Neue Kreisstruktur ab 2018 geplant
Kein Landkreis soll nach Angaben von Innenminister Holger Poppenhäger (SPD) geteilt werden, geplant sind Zusammenschlüsse vollständiger Kreise. Demnach könnten zum Beispiel die Kreise Eichsfeld und Unstrut-Hainich fusionieren. Im Norden Thüringens soll aus den Kreisen Nordhausen, Kyffhäuser und Sömmerda ein Großkreis werden. Darüber hinaus schließen sich den Plänen zufolge der Kreis Gotha und der Ilm-Kreis zusammen. Die verbleibenden kreisfreien Städte Erfurt und Jena werden überdies vergrößert, indem Dörfer aus dem Umland eingegliedert werden. Ebenso sollen bisherige Ober- und Mittelzentren durch solche Eingliederungen vergrößert werden.

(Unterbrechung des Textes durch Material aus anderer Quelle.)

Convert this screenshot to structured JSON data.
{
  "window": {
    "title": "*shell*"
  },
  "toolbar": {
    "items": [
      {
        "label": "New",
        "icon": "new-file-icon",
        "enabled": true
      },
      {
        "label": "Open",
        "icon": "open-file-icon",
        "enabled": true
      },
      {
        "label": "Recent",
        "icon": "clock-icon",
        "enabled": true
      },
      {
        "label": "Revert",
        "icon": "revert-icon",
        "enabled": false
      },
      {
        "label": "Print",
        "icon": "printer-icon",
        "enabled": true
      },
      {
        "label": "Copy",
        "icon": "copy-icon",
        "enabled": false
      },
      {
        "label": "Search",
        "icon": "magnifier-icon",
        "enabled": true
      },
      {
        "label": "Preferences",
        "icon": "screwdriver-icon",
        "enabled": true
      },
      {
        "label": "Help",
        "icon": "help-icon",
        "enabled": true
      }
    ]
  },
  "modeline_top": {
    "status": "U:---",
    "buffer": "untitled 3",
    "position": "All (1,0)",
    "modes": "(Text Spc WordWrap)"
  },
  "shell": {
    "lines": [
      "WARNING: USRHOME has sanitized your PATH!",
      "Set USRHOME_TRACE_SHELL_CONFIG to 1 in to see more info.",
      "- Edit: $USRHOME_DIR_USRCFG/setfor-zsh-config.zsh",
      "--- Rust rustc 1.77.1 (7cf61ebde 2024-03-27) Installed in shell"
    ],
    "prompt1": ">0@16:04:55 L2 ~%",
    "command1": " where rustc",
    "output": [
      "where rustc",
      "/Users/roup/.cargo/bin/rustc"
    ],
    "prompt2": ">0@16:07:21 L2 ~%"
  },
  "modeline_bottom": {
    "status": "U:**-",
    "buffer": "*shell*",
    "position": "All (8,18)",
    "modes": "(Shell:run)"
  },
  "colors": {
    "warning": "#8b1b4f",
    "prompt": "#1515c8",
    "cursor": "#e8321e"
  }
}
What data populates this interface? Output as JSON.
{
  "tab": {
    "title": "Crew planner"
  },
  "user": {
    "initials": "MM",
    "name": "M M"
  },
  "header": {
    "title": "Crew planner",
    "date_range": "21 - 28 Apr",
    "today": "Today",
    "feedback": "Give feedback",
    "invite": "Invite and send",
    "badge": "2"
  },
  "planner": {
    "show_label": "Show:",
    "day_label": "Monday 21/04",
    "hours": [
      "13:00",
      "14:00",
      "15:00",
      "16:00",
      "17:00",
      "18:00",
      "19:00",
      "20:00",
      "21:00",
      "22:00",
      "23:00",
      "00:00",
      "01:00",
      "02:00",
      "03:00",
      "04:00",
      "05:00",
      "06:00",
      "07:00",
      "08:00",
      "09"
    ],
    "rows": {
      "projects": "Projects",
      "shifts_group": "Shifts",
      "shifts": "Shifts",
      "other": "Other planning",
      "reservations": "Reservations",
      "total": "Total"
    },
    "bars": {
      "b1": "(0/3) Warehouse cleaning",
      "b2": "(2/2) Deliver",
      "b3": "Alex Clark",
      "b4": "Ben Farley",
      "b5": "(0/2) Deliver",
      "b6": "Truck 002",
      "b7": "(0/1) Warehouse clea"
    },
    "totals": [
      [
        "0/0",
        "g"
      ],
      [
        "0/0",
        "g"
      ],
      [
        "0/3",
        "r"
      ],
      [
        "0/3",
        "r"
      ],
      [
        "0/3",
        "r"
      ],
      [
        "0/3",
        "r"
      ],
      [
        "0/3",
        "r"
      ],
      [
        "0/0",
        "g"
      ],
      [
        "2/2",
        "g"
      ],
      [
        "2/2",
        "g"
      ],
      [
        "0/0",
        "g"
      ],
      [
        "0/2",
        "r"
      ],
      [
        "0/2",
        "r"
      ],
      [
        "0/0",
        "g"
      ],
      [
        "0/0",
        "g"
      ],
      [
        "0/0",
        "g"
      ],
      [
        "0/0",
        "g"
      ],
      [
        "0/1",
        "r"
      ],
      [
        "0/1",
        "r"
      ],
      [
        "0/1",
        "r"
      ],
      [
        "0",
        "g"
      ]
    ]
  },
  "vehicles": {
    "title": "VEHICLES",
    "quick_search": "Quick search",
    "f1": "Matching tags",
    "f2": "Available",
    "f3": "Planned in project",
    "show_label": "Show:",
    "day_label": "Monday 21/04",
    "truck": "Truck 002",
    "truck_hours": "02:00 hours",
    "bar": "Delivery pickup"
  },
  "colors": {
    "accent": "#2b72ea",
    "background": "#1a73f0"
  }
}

Dieses sogenannte 8+2-Modell ist von dem Verwaltungswissenschafter Prof. Dr. Jörg Bogumil von der Ruhr-Universität Bochum erarbeitet worden. Es beruht auf den Vorgaben des vor einigen Monaten vom Kabinett verabschiedeten Vorschaltgesetzes zur Gebietsreform, in dem unter anderem die Mindestgrößen für Landkreise und kreisfreie Städte definiert werden.
Nach Poppenhägers Worten soll bis Ostern 2017 ein Gesetzentwurf zur neuen Kreisstruktur im Land vorgelegt werden. Frühstens Anfang 2018 könnten die Pläne in Kraft treten, sagte der Innenminister am Dienstag. Zuvor habe er das Kabinett über seinen Vorschlag für die Kreisgebietsreform informiert. Die Frage, welche Kommunen zu Kreisstädten erhoben werden, soll nach Poppenhägers Worten erst im kommenden Frühjahr diskutiert werden. Welche Namen die künftigen Landkreise tragen werden, sei Sache der künftigen Kreistage, sagte der Minister.
Kritik von Opposition und Landkreistag
Bei der CDU-Fraktion im Thüringer Landtag stießen die Pläne wie erwartet auf Kritik. Vorsitzender Mike Mohring twitterte, der "Generalangriff auf den ländlichen Raum" erreiche die nächste Stufe. Er kündigte an, dass die CDU-Landtagsfraktion nach den Ferien über rechtliche Mittel gegen das Vorschaltgesetz zur Gebietsreform entscheiden will.
Der Vorsitzende der Jungen Union, Stefan Gruhner, rief alle Gegner der Gebietsreform zu "fundamentalem Widerstand" auf. Sie sollten sich nicht an Diskussionen über künftige Kreisstrukturen beteiligen. Die Landesregierung betreibe eine perfide Strategie, weil sie die Bürger vor Ort gegeneinander ausspiele.
Die AfD warf der Landesregierung vor, mit der Reform die heimatlichen Strukturen zu zerstören. Das Leben dort werde für die Bürger viel schwieriger und komplizierter werden. Die geplanten acht "Mammutkreise" seien unübersichtlich und hätten höhere Verwaltungskosten.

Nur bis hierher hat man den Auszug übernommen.